SHOW TABLE STATUS LIKE "frames";
+--------+--------+---------+------------+-------+----------------+-------------+-----------------+--------------+-----------+----------------+---------------------+---------------------+------------+--------------------+----------+----------------+---------+------------------+-----------+
| Name | Engine | Version | Row_format | Rows | Avg_row_length | Data_length | Max_data_length | Index_length | Data_free | Auto_increment | Create_time | Update_time | Check_time | Collation | Checksum | Create_options | Comment | Max_index_length | Temporary |
+--------+--------+---------+------------+-------+----------------+-------------+-----------------+--------------+-----------+----------------+---------------------+---------------------+------------+--------------------+----------+----------------+---------+------------------+-----------+
| frames | InnoDB | 10 | Dynamic | 51419 | 80792 | 4154245120 | 0 | 3997696 | 7340032 | 474566 | 2021-08-17 13:26:24 | 2021-08-19 18:03:18 | NULL | utf8mb4_unicode_ci | NULL | | | 0 | N |
+--------+--------+---------+------------+-------+----------------+-------------+-----------------+--------------+-----------+----------------+---------------------+---------------------+------------+--------------------+----------+----------------+---------+------------------+-----------+
EXPLAIN SELECT on RDS (different but similar server, MySQL rather than MariaDB)
explain SELECT dbRollID FROM frames WHERE MATCH (ocr_text) AGAINST ('+john' IN BOOLEAN MODE) ORDER BY id;
+----+-------------+--------+------------+----------+---------------+----------+---------+-------+------+----------+---------------------------------------------------+
| id | select_type | table | partitions | type | possible_keys | key | key_len | ref | rows | filtered | Extra |
+----+-------------+--------+------------+----------+---------------+----------+---------+-------+------+----------+---------------------------------------------------+
| 1 | SIMPLE | frames | NULL | fulltext | ocr_text | ocr_text | 0 | const | 1 | 100.00 | Using where; Ft_hints: no_ranking; Using filesort |
+----+-------------+--------+------------+----------+---------------+----------+---------+-------+------+----------+---------------------------------------------------+
Update 8/27/2021 doing more experiments: I do not understand why limiting the scope of the query, either with additional WHERE conditions, or using a subquery, or using LIMIT, has absolutely no effect on the time it takes:
SELECT dbRollID FROM frames
WHERE MATCH (ocr_text) AGAINST ('+john' IN BOOLEAN MODE)
ORDER BY dbRollID;
29219 rows in set (1 min 46.959 sec)
SELECT xLeadEdge FROM frames
WHERE dbRollID=110
AND MATCH (ocr_text) AGAINST ('+john' IN BOOLEAN MODE)
ORDER BY xLeadEdge;
340 rows in set (1 min 45.984 sec)
SELECT * FROM frames
WHERE dbRollID=110;
512 rows in set (0.272 sec)
SELECT xLeadEdge
FROM
(
SELECT * FROM frames WHERE dbRollID=110
) AS a
WHERE MATCH (ocr_text) AGAINST ('+john' IN BOOLEAN MODE)
ORDER BY xLeadEdge;
340 rows in set (1 min 47.044 sec)
SELECT dbRollID FROM frames
WHERE MATCH (ocr_text) AGAINST ('+john' IN BOOLEAN MODE)

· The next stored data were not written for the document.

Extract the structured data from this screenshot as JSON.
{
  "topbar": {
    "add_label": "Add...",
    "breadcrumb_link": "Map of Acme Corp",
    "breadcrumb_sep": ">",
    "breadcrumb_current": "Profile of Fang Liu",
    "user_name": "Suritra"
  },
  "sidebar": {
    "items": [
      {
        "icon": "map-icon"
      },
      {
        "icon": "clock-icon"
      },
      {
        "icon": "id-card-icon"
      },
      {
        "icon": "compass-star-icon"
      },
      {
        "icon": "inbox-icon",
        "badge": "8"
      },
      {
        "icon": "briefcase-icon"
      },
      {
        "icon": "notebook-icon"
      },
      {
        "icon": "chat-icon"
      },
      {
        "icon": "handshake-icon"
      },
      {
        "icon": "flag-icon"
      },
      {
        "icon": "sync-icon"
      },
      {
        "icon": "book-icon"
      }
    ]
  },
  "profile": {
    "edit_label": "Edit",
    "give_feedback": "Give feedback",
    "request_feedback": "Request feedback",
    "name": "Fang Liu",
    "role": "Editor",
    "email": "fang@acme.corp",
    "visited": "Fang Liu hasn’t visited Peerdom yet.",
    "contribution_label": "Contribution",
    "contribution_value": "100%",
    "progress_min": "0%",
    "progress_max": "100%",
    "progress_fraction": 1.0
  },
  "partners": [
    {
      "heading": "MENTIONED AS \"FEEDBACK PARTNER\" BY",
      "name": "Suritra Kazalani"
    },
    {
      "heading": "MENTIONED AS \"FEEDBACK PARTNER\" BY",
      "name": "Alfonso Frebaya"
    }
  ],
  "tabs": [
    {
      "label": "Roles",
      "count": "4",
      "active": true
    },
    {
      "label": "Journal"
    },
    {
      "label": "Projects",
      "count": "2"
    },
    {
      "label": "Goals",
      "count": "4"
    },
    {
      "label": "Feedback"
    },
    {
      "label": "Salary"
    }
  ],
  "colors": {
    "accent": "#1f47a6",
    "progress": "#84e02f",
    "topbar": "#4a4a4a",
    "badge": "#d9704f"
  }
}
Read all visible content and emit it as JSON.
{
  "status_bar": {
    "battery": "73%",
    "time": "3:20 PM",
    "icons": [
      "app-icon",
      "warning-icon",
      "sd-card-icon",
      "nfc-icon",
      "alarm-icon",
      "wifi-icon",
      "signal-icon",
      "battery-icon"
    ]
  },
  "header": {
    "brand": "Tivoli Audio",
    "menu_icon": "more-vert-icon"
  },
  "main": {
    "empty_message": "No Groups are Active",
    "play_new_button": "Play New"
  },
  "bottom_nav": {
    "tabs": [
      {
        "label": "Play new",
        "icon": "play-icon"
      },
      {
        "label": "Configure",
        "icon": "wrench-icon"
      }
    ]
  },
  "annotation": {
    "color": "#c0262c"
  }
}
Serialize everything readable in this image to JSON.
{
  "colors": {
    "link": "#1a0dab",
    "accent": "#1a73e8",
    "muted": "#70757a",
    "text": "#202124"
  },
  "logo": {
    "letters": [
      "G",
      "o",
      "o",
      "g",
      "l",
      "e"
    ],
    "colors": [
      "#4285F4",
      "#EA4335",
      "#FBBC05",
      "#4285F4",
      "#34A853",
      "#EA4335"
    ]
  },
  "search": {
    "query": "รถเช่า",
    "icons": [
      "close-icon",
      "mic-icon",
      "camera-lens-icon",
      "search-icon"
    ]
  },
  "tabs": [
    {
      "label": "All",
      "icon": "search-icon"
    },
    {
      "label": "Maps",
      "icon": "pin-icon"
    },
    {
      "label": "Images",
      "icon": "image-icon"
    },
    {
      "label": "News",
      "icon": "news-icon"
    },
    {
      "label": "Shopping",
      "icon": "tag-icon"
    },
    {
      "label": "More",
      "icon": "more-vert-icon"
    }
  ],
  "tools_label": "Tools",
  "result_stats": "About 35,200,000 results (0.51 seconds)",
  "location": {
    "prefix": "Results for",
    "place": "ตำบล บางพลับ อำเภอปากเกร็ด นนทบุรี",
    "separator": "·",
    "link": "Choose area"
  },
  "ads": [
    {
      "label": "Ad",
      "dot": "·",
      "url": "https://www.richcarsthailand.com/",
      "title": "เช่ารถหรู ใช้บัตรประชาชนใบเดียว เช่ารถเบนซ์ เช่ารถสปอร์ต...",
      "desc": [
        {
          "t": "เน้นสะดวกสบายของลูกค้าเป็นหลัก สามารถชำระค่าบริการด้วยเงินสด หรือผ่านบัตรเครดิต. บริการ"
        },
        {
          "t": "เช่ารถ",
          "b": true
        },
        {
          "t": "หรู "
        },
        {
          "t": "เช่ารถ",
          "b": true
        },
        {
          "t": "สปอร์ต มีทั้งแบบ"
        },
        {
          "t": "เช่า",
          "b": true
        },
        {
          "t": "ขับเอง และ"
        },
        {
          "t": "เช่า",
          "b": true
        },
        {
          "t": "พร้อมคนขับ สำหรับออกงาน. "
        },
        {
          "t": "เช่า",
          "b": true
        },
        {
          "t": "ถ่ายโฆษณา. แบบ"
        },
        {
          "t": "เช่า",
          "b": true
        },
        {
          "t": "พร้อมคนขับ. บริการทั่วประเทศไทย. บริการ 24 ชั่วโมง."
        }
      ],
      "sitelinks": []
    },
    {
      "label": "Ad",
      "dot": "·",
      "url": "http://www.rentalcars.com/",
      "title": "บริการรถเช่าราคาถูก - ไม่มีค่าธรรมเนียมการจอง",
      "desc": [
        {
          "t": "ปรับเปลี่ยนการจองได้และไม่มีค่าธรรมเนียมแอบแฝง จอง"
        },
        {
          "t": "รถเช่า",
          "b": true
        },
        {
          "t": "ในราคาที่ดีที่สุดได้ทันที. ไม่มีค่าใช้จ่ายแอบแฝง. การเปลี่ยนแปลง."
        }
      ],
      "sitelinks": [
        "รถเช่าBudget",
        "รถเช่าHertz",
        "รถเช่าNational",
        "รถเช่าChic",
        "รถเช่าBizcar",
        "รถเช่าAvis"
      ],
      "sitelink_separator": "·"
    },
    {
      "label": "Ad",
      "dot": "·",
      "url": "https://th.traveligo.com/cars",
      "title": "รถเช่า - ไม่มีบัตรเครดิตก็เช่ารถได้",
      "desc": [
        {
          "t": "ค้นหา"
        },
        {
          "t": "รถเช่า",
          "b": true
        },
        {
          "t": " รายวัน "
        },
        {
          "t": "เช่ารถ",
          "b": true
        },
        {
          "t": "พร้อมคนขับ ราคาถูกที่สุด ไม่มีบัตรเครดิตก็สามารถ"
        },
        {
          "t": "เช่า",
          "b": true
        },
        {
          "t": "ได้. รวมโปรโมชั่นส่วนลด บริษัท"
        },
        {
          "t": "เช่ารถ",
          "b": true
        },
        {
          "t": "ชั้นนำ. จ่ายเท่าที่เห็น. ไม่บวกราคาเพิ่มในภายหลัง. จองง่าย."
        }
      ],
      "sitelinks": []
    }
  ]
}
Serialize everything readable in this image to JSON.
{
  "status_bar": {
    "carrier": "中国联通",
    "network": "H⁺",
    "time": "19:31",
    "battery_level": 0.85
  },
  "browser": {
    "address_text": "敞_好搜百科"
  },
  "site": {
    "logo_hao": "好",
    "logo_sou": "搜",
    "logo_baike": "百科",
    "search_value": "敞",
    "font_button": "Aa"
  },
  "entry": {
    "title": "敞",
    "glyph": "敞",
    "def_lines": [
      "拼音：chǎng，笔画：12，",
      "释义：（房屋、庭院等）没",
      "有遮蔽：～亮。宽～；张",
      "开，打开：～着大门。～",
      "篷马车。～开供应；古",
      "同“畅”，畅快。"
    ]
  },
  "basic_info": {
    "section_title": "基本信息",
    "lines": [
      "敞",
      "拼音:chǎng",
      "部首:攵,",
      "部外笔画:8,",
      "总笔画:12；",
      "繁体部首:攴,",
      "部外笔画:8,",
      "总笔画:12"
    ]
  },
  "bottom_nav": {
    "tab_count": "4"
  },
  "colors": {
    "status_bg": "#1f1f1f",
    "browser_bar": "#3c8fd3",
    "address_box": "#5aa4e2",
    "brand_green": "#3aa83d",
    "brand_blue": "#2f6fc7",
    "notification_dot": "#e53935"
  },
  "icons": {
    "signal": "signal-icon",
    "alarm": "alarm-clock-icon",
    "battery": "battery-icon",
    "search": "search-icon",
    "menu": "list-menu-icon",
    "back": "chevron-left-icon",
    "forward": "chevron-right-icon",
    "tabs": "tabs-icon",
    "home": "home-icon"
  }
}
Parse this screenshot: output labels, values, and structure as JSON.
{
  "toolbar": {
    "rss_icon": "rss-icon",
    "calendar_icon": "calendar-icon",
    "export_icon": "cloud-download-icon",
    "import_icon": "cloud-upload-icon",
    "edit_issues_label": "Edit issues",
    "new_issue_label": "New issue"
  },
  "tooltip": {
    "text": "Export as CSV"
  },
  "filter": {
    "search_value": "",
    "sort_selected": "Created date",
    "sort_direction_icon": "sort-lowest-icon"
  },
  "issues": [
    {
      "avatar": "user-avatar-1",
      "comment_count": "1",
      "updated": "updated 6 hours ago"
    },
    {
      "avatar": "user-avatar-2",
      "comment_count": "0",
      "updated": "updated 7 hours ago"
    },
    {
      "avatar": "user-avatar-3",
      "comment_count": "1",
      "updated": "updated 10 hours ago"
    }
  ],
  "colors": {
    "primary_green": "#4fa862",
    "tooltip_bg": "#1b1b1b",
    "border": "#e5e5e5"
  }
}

ORDER BY dbRollID LIMIT 1;
1 row in set (1 min 46.575 sec)
SELECT xLeadEdge FROM frames
WHERE dbRollID=110 AND MATCH (ocr_text) AGAINST ('+john' IN BOOLEAN MODE)
ORDER BY xLeadEdge LIMIT 1;
1 row in set (1 min 46.939 sec)
(Note: and the 1 min 45 rather than 3 min something is because I have the innodb buffer set MUCH larger than original testing. But a near 2 minute query is still uselessly slow.)